Last week, I found out that I didn’t win, and you know what? I was totally fine. Back in March, I sat down to read the other finalists’ stories, and I was blown away. They were really, really good. You should absolutely read Annalee Newitz’s winning story “When Robot and Crow Saved East St. Louis” for a tale of hope, perseverance, and transcending barriers, but the entire slate of nominees is here and you can’t go wrong with any of them (including mine, On the Day You Spend Forever With Your Dog).
Other than the Sturgeon nomination, this year started out a little slowly for me, literarily speaking. Not that I was writing slowly, or submitting slowly, or that the rejections were coming in particularly slowly. It was the successes that took awhile to appear. That was upsetting, because I had been so thrilled so see a story nominated for a major award. For a while, I thought the nomination signaled that I was gaining some momentum toward seeing more of my work in print. I had clearly mastered the writing world, and nothing but success was coming my way.

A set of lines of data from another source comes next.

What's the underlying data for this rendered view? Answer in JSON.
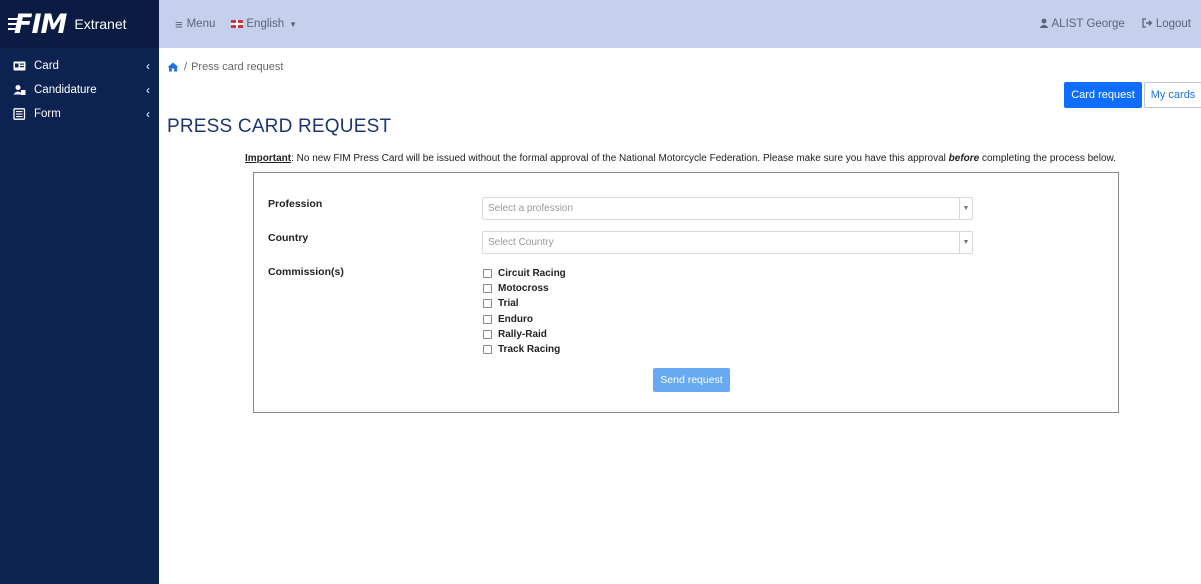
{
  "brand": {
    "logo": "FIM",
    "name": "Extranet"
  },
  "sidebar": {
    "items": [
      {
        "label": "Card",
        "icon": "id-card-icon"
      },
      {
        "label": "Candidature",
        "icon": "user-card-icon"
      },
      {
        "label": "Form",
        "icon": "form-list-icon"
      }
    ]
  },
  "topbar": {
    "menu_label": "Menu",
    "language_label": "English",
    "user_name": "ALIST George",
    "logout_label": "Logout"
  },
  "breadcrumb": {
    "separator": "/",
    "current": "Press card request"
  },
  "actions": {
    "card_request": "Card request",
    "my_cards": "My cards"
  },
  "page": {
    "title": "PRESS CARD REQUEST"
  },
  "notice": {
    "important": "Important",
    "text_before": ": No new FIM Press Card will be issued without the formal approval of the National Motorcycle Federation. Please make sure you have this approval ",
    "emphasis": "before",
    "text_after": " completing the process below."
  },
  "form": {
    "profession": {
      "label": "Profession",
      "placeholder": "Select a profession"
    },
    "country": {
      "label": "Country",
      "placeholder": "Select Country"
    },
    "commissions": {
      "label": "Commission(s)",
      "options": [
        "Circuit Racing",
        "Motocross",
        "Trial",
        "Enduro",
        "Rally-Raid",
        "Track Racing"
      ]
    },
    "submit_label": "Send request"
  },
  "colors": {
    "sidebar": "#0c2251",
    "topbar": "#c5d1ec",
    "primary": "#0d6efd",
    "send_button": "#66aaf2",
    "title": "#1e3570"
  }
}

Experienced writers out there… are you done laughing yet? Take as much time as you need. Done? Okay. So, that is not exactly how the world works. Nonetheless, I stayed busy. in the first few months of the year, I worked on a book, while also allowing myself to be distracted by producing a few short stories.
On the positive side, at the midpoint of the year, several things fell into place. The ink is drying rather slowly on them, so I can only share a few details. A relatively older story, Ware (which was nominated for an Aeon Award) will appear in an upcoming edition of Albedo One. An unpublished story that may have helped me get into the Clarion West workshop will feature in a podcast, which is a perfect forum for it. I’m working with the editor of a magazine I absolutely love on revisions to a story that I hope will ultimately appear there. And there’s another Big Thing that I’m very excited about happening later this year, which I should be able to swoon publicly about before long.

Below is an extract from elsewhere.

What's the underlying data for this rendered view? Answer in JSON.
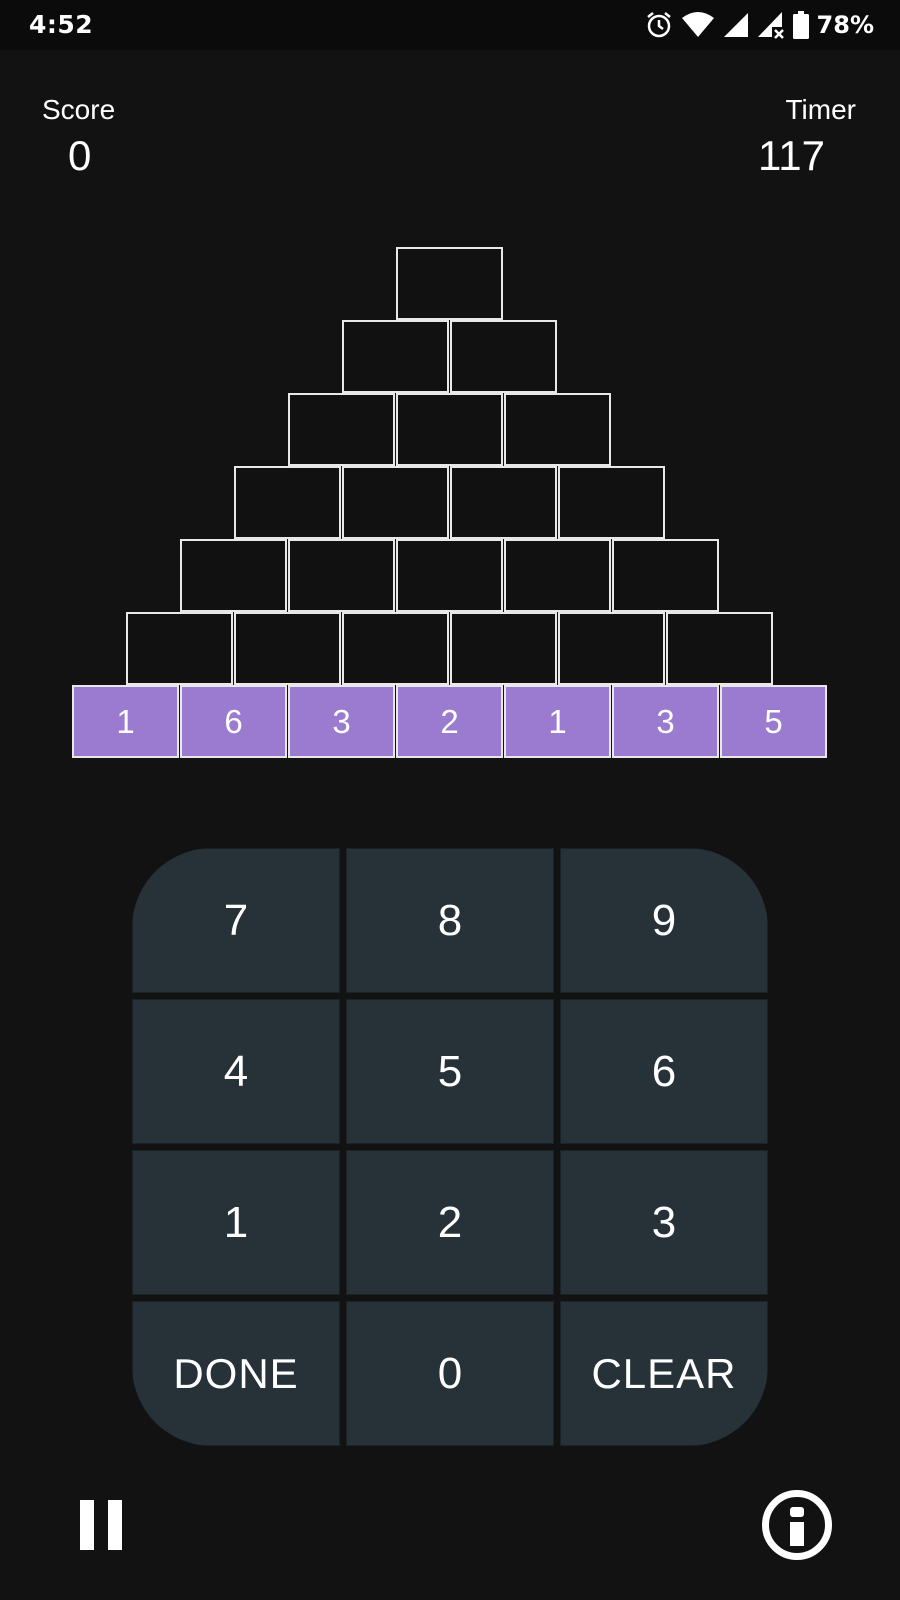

I have to keep in mind that these achievements would have floored me only two years ago. One of the side effects of experience is that is has a way of re-framing goals, so that I always sit somewhere between where I was and an amazing place just at the edge of the horizon.
This is the point where I feel this strange urge to turn to new(er) writers and give a little pep talk based on my experiences. I want them to remember that this is a long game. It takes time to build the kinds of skills needed to make words reliably do your bidding, and more time yet to build a place in a literary field with so much talent and so many compelling stories. Keep at it.
But this pep talk is directed at me, because on some days, I’m still the one who needs to hear it.